The order, issued Monday by Judge Frederick J. Scullin, was the second decision in less than a year declaring the Washington, D.C., gun carry laws to be unconstitutional. In October of 2014, the same judge ruled that the district’s complete ban on gun carry was also in violation of the Constitution.
Scullin barred DC Metropolitan Police Chief Cathy Lanier from enforcing the city’s requirement that a person applying for a concealed carry permit must prove they have a “good reason” to need one. This requirement created a system where only those with police reports detailing violent threats against them could obtain a permit.

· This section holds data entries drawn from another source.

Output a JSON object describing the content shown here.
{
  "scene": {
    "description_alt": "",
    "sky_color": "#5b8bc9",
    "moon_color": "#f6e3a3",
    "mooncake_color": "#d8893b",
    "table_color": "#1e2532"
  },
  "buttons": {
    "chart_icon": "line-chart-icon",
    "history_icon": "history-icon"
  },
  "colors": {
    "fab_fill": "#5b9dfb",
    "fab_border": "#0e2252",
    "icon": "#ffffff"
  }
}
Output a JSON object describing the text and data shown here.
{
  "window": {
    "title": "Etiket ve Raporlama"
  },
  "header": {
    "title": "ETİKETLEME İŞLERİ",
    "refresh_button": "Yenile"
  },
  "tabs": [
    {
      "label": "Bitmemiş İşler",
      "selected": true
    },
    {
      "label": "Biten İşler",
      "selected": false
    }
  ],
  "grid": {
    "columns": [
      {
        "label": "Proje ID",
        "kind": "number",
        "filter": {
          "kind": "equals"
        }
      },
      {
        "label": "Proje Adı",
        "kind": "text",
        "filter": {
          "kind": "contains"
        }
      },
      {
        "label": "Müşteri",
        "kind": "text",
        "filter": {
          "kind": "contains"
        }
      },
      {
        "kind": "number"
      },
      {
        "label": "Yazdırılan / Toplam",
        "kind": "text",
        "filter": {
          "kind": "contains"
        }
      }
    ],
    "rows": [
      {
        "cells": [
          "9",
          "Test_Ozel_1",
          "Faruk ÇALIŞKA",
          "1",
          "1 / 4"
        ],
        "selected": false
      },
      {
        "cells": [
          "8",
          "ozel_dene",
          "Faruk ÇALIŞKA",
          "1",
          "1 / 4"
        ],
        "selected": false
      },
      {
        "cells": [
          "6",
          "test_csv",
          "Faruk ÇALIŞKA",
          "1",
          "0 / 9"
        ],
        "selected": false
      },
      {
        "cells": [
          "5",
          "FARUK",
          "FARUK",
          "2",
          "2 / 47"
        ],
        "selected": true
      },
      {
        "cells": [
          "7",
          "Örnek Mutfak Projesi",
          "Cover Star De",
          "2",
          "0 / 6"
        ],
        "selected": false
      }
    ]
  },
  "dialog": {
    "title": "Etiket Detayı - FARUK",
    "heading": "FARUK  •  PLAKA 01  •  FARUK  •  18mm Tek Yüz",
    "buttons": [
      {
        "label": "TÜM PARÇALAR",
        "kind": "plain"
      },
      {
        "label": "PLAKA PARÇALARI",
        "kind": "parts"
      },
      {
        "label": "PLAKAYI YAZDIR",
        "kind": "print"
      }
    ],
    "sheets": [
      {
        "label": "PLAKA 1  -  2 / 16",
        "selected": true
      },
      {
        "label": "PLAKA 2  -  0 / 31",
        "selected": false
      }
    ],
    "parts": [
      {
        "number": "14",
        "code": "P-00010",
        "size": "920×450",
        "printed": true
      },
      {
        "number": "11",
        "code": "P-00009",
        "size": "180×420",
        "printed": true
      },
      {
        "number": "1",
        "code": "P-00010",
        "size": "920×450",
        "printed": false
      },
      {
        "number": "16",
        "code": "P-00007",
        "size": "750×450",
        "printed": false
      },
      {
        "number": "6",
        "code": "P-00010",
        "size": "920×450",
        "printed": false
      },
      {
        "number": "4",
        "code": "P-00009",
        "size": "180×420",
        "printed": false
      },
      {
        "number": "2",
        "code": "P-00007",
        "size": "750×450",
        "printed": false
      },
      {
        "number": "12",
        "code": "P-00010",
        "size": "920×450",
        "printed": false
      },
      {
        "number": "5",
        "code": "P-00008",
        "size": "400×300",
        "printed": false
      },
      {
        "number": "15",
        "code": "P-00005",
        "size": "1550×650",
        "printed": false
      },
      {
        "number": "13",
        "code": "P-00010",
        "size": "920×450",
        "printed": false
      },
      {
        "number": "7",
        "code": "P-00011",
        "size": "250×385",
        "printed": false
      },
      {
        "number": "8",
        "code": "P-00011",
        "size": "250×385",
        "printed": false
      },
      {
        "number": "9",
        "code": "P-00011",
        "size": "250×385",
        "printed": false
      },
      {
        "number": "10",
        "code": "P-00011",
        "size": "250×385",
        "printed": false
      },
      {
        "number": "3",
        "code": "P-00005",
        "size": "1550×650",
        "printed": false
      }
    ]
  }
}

This ruling shows, as many of us thought, the current law went well beyond what the courts would tolerate.
"This conclusion should not be read to suggest that it would be inappropriate for the District of Columbia to enact a licensing mechanism that includes appropriate time, place and manner restrictions on the carrying of handguns in public,” Judge Scullin said in his ruling. “The District of Columbia’s arbitrary ‘good reason’/’proper reason’ requirement, however, goes far beyond establishing such reasonable restrictions.”Expect another law testing the limits.
“Rather, for all intents and purposes, this requirement makes it impossible for the overwhelming majority of law-abiding citizens to obtain licenses to carry handguns in public for self-defense, thereby depriving them of their Second Amendment right to bear arms.”